As for Macs being overpriced, as a freelancer I pay a lot to lease an M1Max MacBook Pro but it’s worth every penny. Work that would have brought my old MBP to its knees, fans going like a jet engine, it sails through. I’ve had it for a month and am yet to hear the fan or feel it get hot, and the battery life is insane.

Most will likely be buying the studio for work too, so in that context it’s not expensive if it gives you a return on investment.

The hype for Apple Silicon is justified, I’m used to incremental improvements in new machines but this genuinely feels like a game changer this time. God knows what the Mac Pro will be capable of. 👍
 
I think the idea is it’s ahead in both:
2-A6-FD25-E-FCE7-4-E39-B7-D6-8863-CDDC42-F1.jpg

I think that’s the comparison to an i5, but there’s more graphs including one comparing the M1 Ultra to an i9 and the M1 Ultra edges ahead of team blue. This probably has the best information right now:

https://www.cpu-monkey.com/en/cpu_benchmark-cinebench_r23_multi_core-16

  • AMD Ryzen Threadripper 3990X: 74,422
  • AMD Ryzen 9 5950X: 28,641
  • Intel Core i9-12900K: 27,472
  • Apple M1 Ultra (48-GPU)23,566
    • Apple M1 Ultra (64-GPU) 23,566
    • AMD Ryzen 9 5900X 21,878

I mean the graph is what it says, faster at the stated TDP, the graph just wears off after that. The claim vs the 3090 is absurd :joy:

Now Cinebench or Geekbench are not end all be all.

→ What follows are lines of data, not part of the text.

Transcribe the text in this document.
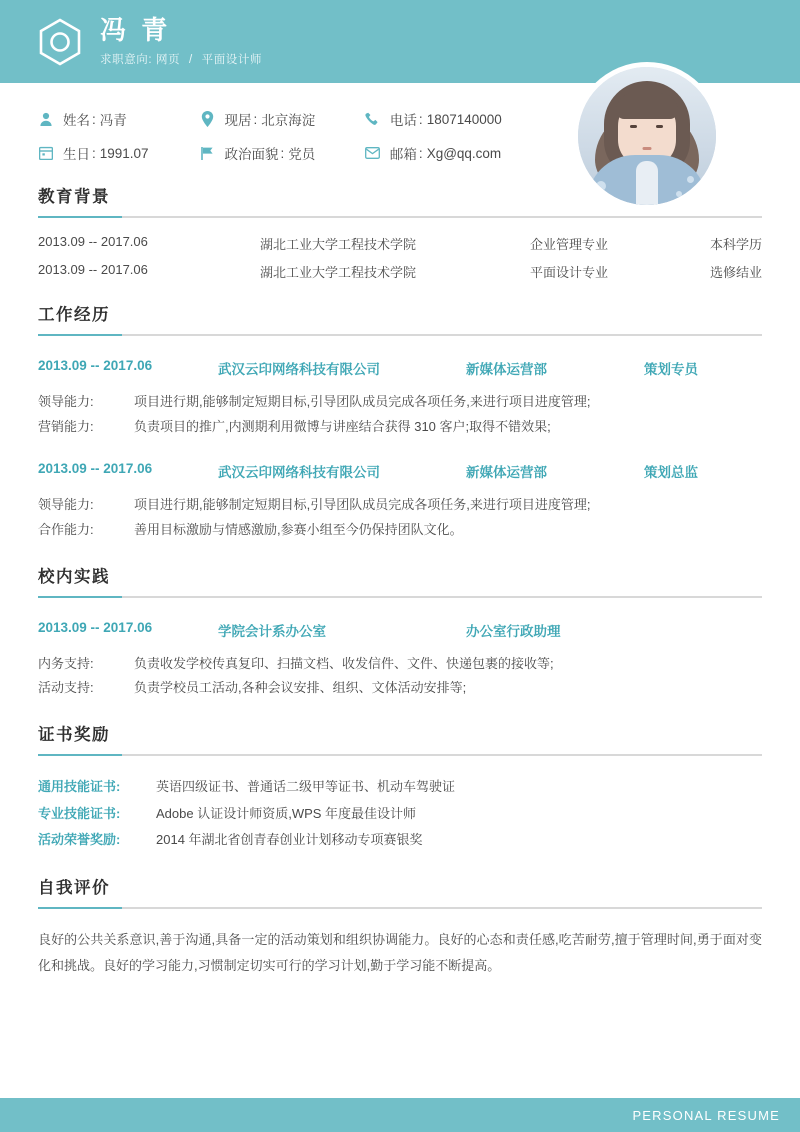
冯 青
求职意向: 网页 / 平面设计师
姓名 : 冯青	现居 : 北京海淀	电话 : 1807140000
生日 : 1991.07	政治面貌 : 党员	邮箱 : Xg@qq.com
教育背景
2013.09 -- 2017.06	湖北工业大学工程技术学院	企业管理专业	本科学历
2013.09 -- 2017.06	湖北工业大学工程技术学院	平面设计专业	选修结业
工作经历
2013.09 -- 2017.06	武汉云印网络科技有限公司	新媒体运营部	策划专员
领导能力:	项目进行期,能够制定短期目标,引导团队成员完成各项任务,来进行项目进度管理;
营销能力:	负责项目的推广,内测期利用微博与讲座结合获得 310 客户;取得不错效果;
2013.09 -- 2017.06	武汉云印网络科技有限公司	新媒体运营部	策划总监
领导能力:	项目进行期,能够制定短期目标,引导团队成员完成各项任务,来进行项目进度管理;
合作能力:	善用目标激励与情感激励,参赛小组至今仍保持团队文化。
校内实践
2013.09 -- 2017.06	学院会计系办公室	办公室行政助理
内务支持:	负责收发学校传真复印、扫描文档、收发信件、文件、快递包裹的接收等;
活动支持:	负责学校员工活动,各种会议安排、组织、文体活动安排等;
证书奖励
通用技能证书:	英语四级证书、普通话二级甲等证书、机动车驾驶证
专业技能证书:	Adobe 认证设计师资质,WPS 年度最佳设计师
活动荣誉奖励:	2014 年湖北省创青春创业计划移动专项赛银奖
自我评价
良好的公共关系意识,善于沟通,具备一定的活动策划和组织协调能力。良好的心态和责任感,吃苦耐劳,擅于管理时间,勇于面对变化和挑战。良好的学习能力,习惯制定切实可行的学习计划,勤于学习能不断提高。
PERSONAL RESUME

Impressive? Of course, it's efficiency and ability to produce such performance is very impressive but who cares for efficiency in professional environment? Looking forward to Puget tests and actual real work scenarios in Adobe Suite, Davinci Resolve etc.

Edit:
Now I am quite interested with the shared VRAM, being able to access 64GB/128GB of VRAM (if fast) will be amazing in Resolve.